On Friday morning, May 29, the director of security at Congregation Beth Tefillah stood in the middle of the synagogue’s driveway checking off each of the participants for the synagogue’s Shavuot service. If you had not preregistered for the abbreviated morning series of services, you didn’t get in.
A uniformed Sandy Springs police officer sitting in the front seat of his patrol car back up Beth Tefillah’s security. A neighborhood doctor from the congregation, who had 25 year of clinical experience, was there to answer any medical questions.
The banner behind the doctor outlined the requirements to attend any prayer service: Masks were required, social distancing was practiced and anyone who might have been exposed recently to the COVID-19 virus was barred.
The holiday services, held outdoors on the synagogue’s parking lot, were abbreviated and limited to a small number of worshippers. It was the first time since the pandemic closed synagogues in March that congregants had gathered in significant numbers for worship or other synagogue programs.
Rabbi Yossi New, who leads the synagogue affiliated with the Chabad chasidic movement, pronounced the carefully produced two-day series of holiday worship services a success.
“They went very, very well. We had each day five services. We had a maximum of 20 people and we had five services each day. And they worked very well.”
Rabbi New who has been leading personal morning services during the week for a small number of congregants, particularly those who needed to say kaddish, said the experiment in holiday worship during the pandemic got a thumbs up from his community.
“We got very positive response from our congregants. They all appreciate it, you know, to be able to have a synagogue service, especially the holiday, especially on a day when you have Yizkor. And the feedback we got is that people felt very comfortable. If there was any discomfort it was from the warm weather. Other than that, people felt very safe and felt that it was very well organized.”

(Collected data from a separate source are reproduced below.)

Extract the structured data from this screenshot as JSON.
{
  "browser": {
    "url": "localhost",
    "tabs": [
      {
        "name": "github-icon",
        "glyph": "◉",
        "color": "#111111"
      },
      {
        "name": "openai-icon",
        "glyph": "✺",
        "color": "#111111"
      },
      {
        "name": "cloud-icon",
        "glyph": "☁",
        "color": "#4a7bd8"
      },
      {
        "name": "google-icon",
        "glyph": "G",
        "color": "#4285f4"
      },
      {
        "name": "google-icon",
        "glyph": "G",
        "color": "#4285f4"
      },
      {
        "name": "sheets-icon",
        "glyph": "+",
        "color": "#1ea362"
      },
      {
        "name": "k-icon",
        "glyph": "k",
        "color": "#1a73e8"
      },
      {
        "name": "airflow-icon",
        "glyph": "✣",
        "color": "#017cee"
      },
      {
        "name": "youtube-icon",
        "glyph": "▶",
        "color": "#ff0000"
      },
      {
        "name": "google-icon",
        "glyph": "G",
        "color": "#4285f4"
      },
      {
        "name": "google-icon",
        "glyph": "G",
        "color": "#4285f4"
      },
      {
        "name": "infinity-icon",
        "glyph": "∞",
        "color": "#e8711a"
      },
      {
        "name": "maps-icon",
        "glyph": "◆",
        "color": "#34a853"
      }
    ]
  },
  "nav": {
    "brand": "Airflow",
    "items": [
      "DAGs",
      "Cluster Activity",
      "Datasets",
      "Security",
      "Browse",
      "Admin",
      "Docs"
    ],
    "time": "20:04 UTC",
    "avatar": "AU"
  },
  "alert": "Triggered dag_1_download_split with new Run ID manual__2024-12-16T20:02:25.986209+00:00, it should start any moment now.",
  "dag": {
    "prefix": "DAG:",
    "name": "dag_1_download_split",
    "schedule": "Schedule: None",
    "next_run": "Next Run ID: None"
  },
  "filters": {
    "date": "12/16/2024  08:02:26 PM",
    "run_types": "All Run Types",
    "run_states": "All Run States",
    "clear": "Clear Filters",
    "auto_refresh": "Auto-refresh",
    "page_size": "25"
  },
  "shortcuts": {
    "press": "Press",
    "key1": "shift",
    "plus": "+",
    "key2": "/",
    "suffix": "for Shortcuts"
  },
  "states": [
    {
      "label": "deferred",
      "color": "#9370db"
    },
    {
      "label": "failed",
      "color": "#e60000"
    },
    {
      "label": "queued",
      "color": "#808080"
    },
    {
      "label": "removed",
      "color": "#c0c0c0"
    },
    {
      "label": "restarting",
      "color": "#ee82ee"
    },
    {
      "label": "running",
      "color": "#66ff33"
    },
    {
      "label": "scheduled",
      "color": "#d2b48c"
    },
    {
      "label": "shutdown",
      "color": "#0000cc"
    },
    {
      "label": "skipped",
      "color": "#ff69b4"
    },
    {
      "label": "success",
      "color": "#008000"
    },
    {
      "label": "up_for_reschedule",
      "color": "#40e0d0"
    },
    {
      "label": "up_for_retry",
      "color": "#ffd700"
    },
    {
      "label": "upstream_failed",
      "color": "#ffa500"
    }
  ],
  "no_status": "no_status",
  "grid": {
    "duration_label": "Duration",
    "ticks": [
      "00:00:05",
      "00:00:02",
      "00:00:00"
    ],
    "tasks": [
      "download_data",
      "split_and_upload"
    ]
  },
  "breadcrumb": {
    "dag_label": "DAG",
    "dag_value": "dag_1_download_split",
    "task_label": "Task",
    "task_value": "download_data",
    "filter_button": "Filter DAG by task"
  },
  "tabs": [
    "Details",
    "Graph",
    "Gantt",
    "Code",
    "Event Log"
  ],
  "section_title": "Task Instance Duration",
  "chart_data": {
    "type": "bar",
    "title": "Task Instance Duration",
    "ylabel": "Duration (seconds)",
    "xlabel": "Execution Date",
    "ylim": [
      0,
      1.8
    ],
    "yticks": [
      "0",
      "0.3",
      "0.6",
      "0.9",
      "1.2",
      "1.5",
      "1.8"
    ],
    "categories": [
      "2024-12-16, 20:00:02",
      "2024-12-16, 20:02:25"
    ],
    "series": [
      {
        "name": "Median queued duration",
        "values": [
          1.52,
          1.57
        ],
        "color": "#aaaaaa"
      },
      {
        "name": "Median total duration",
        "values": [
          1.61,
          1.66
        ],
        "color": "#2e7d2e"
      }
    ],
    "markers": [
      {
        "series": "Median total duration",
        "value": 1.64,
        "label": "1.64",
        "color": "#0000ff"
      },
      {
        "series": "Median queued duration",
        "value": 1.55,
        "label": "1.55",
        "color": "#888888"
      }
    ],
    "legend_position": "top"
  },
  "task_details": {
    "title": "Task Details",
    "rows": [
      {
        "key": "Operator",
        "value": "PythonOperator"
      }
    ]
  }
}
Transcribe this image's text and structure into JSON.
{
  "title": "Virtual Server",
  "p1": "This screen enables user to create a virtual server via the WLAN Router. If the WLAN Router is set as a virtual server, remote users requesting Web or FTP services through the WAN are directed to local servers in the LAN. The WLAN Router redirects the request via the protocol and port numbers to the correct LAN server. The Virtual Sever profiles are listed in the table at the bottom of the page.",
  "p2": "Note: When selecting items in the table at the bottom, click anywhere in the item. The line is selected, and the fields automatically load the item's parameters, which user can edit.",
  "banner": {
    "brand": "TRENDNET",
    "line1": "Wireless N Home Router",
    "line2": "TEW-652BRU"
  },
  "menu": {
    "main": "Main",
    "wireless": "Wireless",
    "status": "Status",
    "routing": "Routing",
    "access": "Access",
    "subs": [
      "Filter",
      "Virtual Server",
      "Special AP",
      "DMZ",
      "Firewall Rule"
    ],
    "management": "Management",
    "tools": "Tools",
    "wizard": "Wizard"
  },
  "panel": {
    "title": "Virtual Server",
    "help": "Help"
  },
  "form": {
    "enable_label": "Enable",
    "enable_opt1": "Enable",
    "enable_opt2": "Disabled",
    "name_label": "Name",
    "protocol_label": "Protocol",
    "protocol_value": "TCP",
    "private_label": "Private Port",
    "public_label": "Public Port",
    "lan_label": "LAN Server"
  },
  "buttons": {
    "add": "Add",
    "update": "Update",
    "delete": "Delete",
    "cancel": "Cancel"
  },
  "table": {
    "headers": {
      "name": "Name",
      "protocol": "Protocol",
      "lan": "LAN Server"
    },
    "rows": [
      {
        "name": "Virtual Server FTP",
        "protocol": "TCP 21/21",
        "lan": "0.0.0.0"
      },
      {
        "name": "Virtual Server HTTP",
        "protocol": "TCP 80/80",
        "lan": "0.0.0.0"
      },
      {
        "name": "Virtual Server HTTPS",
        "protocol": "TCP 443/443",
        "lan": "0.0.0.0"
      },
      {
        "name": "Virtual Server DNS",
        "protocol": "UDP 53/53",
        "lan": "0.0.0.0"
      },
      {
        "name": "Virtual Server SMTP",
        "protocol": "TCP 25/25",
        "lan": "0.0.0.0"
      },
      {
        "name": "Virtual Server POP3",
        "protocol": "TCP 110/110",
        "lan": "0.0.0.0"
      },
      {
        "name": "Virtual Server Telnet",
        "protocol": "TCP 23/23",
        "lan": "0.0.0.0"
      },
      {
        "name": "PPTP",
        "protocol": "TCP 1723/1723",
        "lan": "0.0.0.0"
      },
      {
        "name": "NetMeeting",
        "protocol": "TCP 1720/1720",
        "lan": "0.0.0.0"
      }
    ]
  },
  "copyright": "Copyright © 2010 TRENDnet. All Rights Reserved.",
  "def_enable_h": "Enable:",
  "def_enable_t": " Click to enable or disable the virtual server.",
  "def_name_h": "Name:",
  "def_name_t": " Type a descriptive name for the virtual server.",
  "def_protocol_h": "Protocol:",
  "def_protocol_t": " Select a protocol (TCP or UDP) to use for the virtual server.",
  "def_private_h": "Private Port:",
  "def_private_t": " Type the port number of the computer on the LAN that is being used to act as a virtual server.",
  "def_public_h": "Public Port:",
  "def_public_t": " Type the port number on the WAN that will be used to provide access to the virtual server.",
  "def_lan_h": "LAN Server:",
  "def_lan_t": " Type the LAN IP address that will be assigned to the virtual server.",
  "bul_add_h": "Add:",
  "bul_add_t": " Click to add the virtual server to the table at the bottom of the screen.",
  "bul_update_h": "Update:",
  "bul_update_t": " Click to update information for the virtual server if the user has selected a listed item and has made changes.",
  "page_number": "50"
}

Another innovation for the holiday was during the evening worship when, according to Rabbi New, the congregation held services in the neighborhood along High Point Road in Sandy Springs.
“We had three services throughout the neighborhood in cul-de-sacs. One was on the north side of the synagogue. Another was on the south side of our sanctuary and the third was more central. And we had three different evening services and that worked out well also.”
Rabbi New, who is also Georgia director of the 14 Chabad synagogues in the state, left it to each congregation to decide for itself whether it wanted to sponsor outdoor holiday services. He said that at least two other communities, including one led by his son in Toco Hills, also invited congregants to worship together.
Despite the success of the services, Rabbi New felt it was too soon to predict what form high holiday worship would take this year, but the experience with Shavuot holiday may have offered a way forward.
“We just don’t what we are going to do for the high holidays but certainly the model of multiple services, with social distancing, is something that’s the only answer I can see for the moment with a limited attendance at each one. In any case we will follow the guidelines of the CDC.”
For this holiday, many members of Rabbi New’s congregation, such as Norm Grey, who is retired, preferred to play it safe and stayed home, particularly since an 84-year-old neighbor and Beth Tefillah congregant had recently succumbed to the coronavirus. Nonetheless, he’s an enthusiastic participant in daily study of the Talmud and twice daily worship that is facilitated by Zoom teleconferencing.
The synagogue’s pre-Shabbat Friday afternoon service on Zoom, he mentioned, sometimes includes up to 150 participants. Many feel more connected than ever.
“In times of stress, you might say we’ve developed a band of brothers, so to speak. And in this case, it’s brothers and sisters.”